When the two companies were small, the potential for risk to the financial system and the overall economy was pretty small, Greenspan said. “Regrettably, that is no longer the case,” he added.

Because the institutions have grown so large, the risk is that a failure of one or them would probably put the federal government in the position of having to bail out investors.

Currently, the two institutions are hedging their risk and are financially okay, Greenspan said. He urged Congress to act now — in the absence of a crisis. If the companies were to hit a problem hedging risks, “we know with a high degree of probability that something adverse will go wrong,” he said.
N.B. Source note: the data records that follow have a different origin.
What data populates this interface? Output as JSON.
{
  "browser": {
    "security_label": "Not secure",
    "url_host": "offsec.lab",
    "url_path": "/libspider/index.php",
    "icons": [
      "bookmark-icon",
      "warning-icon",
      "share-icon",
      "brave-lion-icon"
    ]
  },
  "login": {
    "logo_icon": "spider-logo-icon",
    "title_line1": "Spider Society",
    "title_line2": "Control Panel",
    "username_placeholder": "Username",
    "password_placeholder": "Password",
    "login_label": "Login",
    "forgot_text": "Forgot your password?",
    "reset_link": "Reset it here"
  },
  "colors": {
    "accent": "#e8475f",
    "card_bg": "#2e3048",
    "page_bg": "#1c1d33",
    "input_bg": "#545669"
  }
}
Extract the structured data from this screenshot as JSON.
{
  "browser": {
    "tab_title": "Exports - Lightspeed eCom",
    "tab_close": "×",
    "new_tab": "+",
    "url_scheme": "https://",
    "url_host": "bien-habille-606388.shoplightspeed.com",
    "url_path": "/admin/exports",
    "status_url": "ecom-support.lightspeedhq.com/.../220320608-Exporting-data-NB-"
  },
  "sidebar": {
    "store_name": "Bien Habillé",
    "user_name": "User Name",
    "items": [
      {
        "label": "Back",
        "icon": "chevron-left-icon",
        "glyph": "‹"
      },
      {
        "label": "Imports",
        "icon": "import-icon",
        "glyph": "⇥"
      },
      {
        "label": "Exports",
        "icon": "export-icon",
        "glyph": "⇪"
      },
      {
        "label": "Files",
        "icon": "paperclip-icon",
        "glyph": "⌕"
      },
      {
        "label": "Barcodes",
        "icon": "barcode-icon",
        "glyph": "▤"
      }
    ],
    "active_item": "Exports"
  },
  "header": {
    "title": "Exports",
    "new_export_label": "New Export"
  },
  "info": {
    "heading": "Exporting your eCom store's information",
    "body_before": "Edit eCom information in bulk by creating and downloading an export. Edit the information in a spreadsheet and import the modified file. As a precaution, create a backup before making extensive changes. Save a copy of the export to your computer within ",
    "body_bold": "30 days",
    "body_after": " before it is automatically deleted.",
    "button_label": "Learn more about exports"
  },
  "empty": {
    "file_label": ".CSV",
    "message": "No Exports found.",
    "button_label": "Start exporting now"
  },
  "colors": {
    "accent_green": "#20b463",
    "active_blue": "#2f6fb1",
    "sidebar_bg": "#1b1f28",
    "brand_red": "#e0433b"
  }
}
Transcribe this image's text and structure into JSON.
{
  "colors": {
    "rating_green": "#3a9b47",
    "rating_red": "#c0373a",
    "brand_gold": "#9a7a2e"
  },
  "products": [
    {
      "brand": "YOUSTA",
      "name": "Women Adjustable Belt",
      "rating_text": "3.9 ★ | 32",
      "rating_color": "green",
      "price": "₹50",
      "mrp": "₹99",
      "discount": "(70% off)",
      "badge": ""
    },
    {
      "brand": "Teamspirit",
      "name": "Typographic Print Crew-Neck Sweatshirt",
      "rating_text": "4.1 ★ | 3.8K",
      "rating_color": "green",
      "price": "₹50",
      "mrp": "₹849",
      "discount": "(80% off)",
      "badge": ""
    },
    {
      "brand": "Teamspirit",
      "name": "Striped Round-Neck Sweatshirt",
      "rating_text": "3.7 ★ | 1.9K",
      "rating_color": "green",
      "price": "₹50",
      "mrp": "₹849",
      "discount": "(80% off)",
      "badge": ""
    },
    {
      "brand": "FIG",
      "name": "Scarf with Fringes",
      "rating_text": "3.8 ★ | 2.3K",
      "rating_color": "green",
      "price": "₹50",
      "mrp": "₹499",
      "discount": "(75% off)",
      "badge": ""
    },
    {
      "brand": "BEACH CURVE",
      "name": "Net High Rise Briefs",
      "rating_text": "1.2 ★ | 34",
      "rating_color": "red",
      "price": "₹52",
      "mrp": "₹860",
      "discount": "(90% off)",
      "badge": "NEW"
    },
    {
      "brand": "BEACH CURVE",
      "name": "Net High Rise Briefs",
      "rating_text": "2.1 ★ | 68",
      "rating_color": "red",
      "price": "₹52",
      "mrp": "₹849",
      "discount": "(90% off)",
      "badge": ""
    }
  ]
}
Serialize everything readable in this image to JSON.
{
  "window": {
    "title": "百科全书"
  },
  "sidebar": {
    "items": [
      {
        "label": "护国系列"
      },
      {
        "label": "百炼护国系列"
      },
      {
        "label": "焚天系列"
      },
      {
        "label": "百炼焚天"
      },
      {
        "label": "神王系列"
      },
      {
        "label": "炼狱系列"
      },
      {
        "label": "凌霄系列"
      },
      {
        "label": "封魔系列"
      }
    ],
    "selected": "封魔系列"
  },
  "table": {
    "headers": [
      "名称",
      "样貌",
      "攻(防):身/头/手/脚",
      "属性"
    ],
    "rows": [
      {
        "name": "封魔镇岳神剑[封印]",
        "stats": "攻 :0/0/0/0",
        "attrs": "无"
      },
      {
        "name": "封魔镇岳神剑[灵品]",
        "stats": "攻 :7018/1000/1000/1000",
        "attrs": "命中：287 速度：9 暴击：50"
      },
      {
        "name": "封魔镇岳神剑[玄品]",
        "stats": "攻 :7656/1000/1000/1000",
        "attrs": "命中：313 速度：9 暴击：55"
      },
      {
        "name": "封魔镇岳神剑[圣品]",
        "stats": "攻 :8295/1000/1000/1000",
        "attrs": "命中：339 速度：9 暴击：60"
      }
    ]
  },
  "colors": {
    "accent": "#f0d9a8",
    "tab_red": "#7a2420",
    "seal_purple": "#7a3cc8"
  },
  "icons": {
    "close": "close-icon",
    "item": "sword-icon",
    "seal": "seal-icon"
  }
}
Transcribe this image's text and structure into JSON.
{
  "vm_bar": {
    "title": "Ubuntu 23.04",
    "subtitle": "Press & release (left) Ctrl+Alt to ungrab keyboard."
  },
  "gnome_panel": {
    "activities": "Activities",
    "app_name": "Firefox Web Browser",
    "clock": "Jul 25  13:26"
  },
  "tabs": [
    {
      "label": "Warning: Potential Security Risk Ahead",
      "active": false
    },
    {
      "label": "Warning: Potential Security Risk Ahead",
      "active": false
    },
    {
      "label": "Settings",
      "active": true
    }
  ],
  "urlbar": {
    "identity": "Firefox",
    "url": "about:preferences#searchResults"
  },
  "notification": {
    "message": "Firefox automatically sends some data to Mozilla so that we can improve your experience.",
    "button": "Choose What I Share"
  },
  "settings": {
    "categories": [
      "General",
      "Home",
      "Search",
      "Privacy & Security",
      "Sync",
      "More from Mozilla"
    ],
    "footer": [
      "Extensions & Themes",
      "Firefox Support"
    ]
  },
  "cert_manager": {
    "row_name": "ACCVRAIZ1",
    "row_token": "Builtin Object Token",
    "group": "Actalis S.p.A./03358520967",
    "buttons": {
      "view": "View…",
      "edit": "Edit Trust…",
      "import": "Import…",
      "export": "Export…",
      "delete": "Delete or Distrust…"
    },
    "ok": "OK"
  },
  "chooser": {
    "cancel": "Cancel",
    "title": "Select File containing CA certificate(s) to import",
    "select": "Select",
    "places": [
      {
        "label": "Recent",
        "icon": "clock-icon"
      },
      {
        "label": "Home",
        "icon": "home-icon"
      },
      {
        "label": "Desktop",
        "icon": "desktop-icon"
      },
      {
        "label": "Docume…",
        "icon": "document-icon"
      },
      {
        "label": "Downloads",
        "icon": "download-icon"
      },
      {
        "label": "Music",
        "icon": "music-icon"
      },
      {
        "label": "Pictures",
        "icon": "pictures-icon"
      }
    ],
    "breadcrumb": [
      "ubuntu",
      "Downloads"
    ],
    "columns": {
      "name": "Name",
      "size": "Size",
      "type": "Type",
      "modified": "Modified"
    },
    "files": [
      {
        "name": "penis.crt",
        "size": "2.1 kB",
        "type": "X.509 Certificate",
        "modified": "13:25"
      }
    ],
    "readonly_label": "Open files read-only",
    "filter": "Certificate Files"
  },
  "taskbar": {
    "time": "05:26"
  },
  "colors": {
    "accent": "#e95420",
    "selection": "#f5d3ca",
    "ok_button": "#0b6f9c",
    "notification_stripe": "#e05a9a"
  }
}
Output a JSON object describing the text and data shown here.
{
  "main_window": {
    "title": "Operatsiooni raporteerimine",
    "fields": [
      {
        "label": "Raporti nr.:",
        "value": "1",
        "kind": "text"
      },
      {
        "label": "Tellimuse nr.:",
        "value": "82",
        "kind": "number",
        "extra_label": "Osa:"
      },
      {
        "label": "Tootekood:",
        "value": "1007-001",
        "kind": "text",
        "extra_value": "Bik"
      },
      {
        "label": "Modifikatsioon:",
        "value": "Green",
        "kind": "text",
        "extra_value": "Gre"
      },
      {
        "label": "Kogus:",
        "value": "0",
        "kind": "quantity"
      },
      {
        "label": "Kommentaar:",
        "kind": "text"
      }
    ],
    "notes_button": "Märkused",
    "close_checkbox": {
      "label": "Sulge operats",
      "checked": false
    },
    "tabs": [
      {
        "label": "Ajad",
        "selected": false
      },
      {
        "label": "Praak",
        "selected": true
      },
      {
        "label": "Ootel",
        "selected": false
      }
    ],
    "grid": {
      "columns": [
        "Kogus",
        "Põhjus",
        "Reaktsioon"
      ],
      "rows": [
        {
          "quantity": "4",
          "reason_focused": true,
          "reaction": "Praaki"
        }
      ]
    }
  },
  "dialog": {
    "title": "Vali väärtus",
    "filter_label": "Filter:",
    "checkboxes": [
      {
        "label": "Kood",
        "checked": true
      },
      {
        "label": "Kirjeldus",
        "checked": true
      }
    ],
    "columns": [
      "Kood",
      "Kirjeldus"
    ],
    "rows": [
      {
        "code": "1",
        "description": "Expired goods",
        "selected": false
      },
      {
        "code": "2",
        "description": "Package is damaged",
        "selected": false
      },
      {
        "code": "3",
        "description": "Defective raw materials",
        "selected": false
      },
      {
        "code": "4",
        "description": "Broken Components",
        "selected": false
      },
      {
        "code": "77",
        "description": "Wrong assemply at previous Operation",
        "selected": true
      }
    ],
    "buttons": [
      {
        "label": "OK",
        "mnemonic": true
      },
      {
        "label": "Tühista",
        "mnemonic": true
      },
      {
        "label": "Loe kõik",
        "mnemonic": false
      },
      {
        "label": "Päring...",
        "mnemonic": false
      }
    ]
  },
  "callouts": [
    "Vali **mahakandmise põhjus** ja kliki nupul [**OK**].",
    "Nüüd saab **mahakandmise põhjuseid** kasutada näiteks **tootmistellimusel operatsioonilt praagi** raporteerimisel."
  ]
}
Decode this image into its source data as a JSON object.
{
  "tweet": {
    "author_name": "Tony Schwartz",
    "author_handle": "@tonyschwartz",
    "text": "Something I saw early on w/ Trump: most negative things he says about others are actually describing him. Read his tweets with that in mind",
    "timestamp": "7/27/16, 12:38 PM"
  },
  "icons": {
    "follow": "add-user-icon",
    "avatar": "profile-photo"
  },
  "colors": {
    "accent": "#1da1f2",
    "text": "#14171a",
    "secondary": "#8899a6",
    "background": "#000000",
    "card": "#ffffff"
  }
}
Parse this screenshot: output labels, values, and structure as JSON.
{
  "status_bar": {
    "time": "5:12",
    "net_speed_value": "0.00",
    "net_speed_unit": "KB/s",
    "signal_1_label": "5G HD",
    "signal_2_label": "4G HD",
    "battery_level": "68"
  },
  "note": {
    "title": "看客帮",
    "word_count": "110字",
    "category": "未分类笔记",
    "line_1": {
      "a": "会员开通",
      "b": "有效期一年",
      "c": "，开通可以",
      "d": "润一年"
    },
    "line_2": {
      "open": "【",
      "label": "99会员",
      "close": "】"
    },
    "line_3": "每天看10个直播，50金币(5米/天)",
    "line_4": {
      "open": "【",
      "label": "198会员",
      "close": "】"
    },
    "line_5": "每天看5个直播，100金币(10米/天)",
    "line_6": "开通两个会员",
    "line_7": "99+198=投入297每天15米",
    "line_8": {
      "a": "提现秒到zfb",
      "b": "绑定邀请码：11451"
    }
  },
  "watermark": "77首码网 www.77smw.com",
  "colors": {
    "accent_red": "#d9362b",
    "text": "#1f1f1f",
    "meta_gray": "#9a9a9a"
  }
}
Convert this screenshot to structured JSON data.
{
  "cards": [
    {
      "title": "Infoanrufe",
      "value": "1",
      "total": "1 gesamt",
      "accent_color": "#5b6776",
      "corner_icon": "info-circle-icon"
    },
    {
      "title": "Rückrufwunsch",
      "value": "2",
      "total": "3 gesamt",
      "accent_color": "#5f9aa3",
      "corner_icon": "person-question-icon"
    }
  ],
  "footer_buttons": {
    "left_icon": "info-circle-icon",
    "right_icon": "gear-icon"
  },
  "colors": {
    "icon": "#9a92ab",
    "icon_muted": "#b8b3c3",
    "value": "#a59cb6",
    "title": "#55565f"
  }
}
Prospects for passage of a bill to tighten regulation on Fannie Mae and Freddie Mac appear stronger now after failed attempts in the past. “It is of utmost importance to enact legislation this year,” said Elizabeth Dole, R-N.C., who helped write a bill tightening controls over the two mortgage companies.

Federal regulators last year accused Fannie Mae of serious accounting problems. It was ordered to restate earnings back to 2001, a correction that could reach an estimated $11 billion. The accounting fiasco led to the ouster of the company’s chief executive and top financial officer.

Freddie Mac had its own accounting debacle in 2003, where three top executives were forced out. It had misstated earnings by $5 billion for 2000-2002.